In determining a partitioning strategy, my first thought was to partition by customer_id and then subpartition by range with a day interval. However you cannot use interval in subpartitions.
Ultimately I would like a way to automatically create partitions for new customers as they are created, and also have automatic daily subpartitions created for the customers' data. All application queries are at the customer_id level with various date ranges specified.
This post is nearly identical, but the answer involves reversing the partitioning strategy, and I would still like to find a way to accomplish range-range interval partitioning. One way could potentially be to have a monthly database job to create subpartitions for the days/months ahead, but that doesn't feel right.
Perhaps I'm wrong on my assumptions that the current data structure would benefit more from a range-range interval partitioning strategy. We have a few customers whose data dwarfs other customers, so I was thinking of ways to isolate customer data.
Any thoughts/suggestions on a better approach?
Thank you again!
UPDATE
Here is an example of what I was proposing:
CREATE TABLE PART_TEST(
CUSTOMER_ID NUMBER,
LAST_MODIFIED_DATE DATE
)
PARTITION BY RANGE (CUSTOMER_ID)
INTERVAL (1)
SUBPARTITION BY RANGE (LAST_MODIFIED_DATE)
SUBPARTITION TEMPLATE
(
SUBPARTITION subpart_1206_min values LESS THAN (TO_DATE('12/2006','MM/YYYY')),
SUBPARTITION subpart_0107 values LESS THAN (TO_DATE('01/2007','MM/YYYY')),
SUBPARTITION subpart_0207 values LESS THAN (TO_DATE('02/2007','MM/YYYY')),
...
...
...
SUBPARTITION subpart_max values LESS THAN (MAXVALUE)
)
(
PARTITION part_1 VALUES LESS THAN (1)
)
I currently have 290 subpartitions in the template. This appears to be working except for one snag. In my tests I'm finding that any record with a CUSTOMER_ID greater than 3615 fails with ORA-14400: inserted partition key does not map to any partition
You can make a RANGE INTERVAL partition on date and then LIST or RANGE subpartition on it. Would be like this:
CREATE TABLE MY_PART_TABLE
(
CUSTOMER_ID NUMBER NOT NULL,
THE_DATE TIMESTAMP(0) NOT NULL,
OTHER_COLUMNS NUMBER
)
PARTITION BY RANGE (THE_DATE) INTERVAL (INTERVAL '1' MONTH)

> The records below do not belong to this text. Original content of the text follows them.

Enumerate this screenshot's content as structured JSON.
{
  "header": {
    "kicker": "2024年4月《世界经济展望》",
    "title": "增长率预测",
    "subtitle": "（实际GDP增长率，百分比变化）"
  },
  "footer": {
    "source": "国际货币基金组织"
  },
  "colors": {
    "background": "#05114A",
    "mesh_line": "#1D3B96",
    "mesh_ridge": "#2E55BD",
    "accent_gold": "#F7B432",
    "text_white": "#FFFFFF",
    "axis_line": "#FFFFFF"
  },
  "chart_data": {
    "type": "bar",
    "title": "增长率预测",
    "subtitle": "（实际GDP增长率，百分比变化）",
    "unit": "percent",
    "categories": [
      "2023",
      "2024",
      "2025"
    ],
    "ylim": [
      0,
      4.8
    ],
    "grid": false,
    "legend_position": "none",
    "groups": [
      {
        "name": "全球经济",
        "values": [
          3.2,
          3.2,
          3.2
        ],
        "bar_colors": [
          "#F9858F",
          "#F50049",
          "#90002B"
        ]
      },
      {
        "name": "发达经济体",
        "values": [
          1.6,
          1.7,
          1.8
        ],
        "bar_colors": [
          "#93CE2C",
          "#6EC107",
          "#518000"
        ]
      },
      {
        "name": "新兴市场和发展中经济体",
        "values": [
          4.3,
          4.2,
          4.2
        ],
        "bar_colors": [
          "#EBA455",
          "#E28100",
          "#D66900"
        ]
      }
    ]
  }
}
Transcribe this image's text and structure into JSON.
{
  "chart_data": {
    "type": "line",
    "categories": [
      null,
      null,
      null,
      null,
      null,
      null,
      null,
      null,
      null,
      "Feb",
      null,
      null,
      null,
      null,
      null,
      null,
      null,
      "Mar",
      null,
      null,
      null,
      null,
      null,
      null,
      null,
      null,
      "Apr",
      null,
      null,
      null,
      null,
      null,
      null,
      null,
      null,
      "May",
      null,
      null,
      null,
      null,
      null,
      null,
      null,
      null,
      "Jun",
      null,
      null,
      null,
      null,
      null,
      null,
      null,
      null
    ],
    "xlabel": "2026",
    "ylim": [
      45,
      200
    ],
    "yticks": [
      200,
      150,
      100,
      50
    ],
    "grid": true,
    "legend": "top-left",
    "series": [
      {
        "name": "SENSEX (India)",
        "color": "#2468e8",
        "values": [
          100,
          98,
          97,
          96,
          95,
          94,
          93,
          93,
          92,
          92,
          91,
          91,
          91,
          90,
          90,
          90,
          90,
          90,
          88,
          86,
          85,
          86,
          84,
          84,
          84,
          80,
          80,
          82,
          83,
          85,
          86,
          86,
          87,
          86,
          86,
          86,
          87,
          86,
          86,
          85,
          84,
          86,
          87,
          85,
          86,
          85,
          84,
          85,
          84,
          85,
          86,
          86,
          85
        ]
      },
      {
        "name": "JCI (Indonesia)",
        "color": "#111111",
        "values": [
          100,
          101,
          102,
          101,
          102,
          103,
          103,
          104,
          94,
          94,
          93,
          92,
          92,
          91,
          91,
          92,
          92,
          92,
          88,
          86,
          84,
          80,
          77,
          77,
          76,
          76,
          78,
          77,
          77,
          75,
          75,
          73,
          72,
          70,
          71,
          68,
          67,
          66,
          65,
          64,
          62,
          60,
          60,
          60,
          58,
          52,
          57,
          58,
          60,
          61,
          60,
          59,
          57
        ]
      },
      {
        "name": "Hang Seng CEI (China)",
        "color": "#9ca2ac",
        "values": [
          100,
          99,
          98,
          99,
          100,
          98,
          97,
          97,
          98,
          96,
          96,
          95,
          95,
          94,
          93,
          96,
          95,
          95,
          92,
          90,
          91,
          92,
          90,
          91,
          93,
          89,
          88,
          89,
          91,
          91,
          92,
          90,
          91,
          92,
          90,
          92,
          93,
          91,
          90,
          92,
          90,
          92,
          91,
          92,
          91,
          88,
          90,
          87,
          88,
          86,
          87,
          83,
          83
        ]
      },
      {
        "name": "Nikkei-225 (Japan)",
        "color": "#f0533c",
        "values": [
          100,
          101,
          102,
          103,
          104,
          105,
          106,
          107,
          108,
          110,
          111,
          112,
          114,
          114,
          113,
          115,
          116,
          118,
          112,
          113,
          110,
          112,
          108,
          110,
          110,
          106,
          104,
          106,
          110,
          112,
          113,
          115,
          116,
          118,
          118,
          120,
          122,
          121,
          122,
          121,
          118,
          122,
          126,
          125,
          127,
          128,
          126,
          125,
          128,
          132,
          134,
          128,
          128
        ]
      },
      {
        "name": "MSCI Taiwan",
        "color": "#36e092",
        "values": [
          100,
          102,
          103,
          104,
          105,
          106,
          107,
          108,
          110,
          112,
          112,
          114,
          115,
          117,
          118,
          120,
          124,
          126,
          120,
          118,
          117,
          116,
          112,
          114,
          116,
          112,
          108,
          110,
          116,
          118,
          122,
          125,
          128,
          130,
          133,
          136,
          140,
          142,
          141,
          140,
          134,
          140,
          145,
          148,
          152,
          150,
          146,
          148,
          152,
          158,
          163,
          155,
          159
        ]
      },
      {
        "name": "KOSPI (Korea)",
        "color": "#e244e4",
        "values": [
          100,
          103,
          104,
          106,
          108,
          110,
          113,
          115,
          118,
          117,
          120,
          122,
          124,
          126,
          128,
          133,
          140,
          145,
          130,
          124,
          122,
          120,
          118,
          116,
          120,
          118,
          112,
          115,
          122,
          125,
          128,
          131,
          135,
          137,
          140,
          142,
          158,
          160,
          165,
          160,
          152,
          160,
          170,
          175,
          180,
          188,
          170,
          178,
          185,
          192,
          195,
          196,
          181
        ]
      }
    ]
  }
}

SUBPARTITION BY RANGE (CUSTOMER_ID)
SUBPARTITION TEMPLATE (
SUBPARTITION CUSTOMER_GROUP_1 VALUES LESS THAN (10),
SUBPARTITION CUSTOMER_GROUP_2 VALUES LESS THAN (20),
SUBPARTITION CUSTOMER_GROUP_3 VALUES LESS THAN (30),
SUBPARTITION CUSTOMER_GROUP_4 VALUES LESS THAN (40),
SUBPARTITION CUSTOMER_GROUP_5 VALUES LESS THAN (MAXVALUE)
)
(PARTITION VALUES LESS THAN ( TIMESTAMP '2015-01-01 00:00:00') );
CREATE TABLE MY_PART_TABLE
(
CUSTOMER_ID NUMBER NOT NULL,
THE_DATE TIMESTAMP(0) NOT NULL,
OTHER_COLUMNS NUMBER
)
PARTITION BY RANGE (THE_DATE) INTERVAL (INTERVAL '1' MONTH)
SUBPARTITION BY LIST (CUSTOMER_ID)
SUBPARTITION TEMPLATE (
SUBPARTITION CUSTOMER_1 VALUES (1),
SUBPARTITION CUSTOMER_2 VALUES (2),
SUBPARTITION CUSTOMER_3_to_6 VALUES (3,4,5,6),
SUBPARTITION CUSTOMER_7 VALUES (7)
)
(PARTITION VALUES LESS THAN ( TIMESTAMP '2015-01-01 00:00:00') );
Note, for the second solution the number (i.e. ID's) of customer is fix. If you get new customers you have to alter the table and modify the SUBPARTITION TEMPLATE accordingly.
Monthly partitions will be created automatically by Oracle whenever new values are inserted or updated.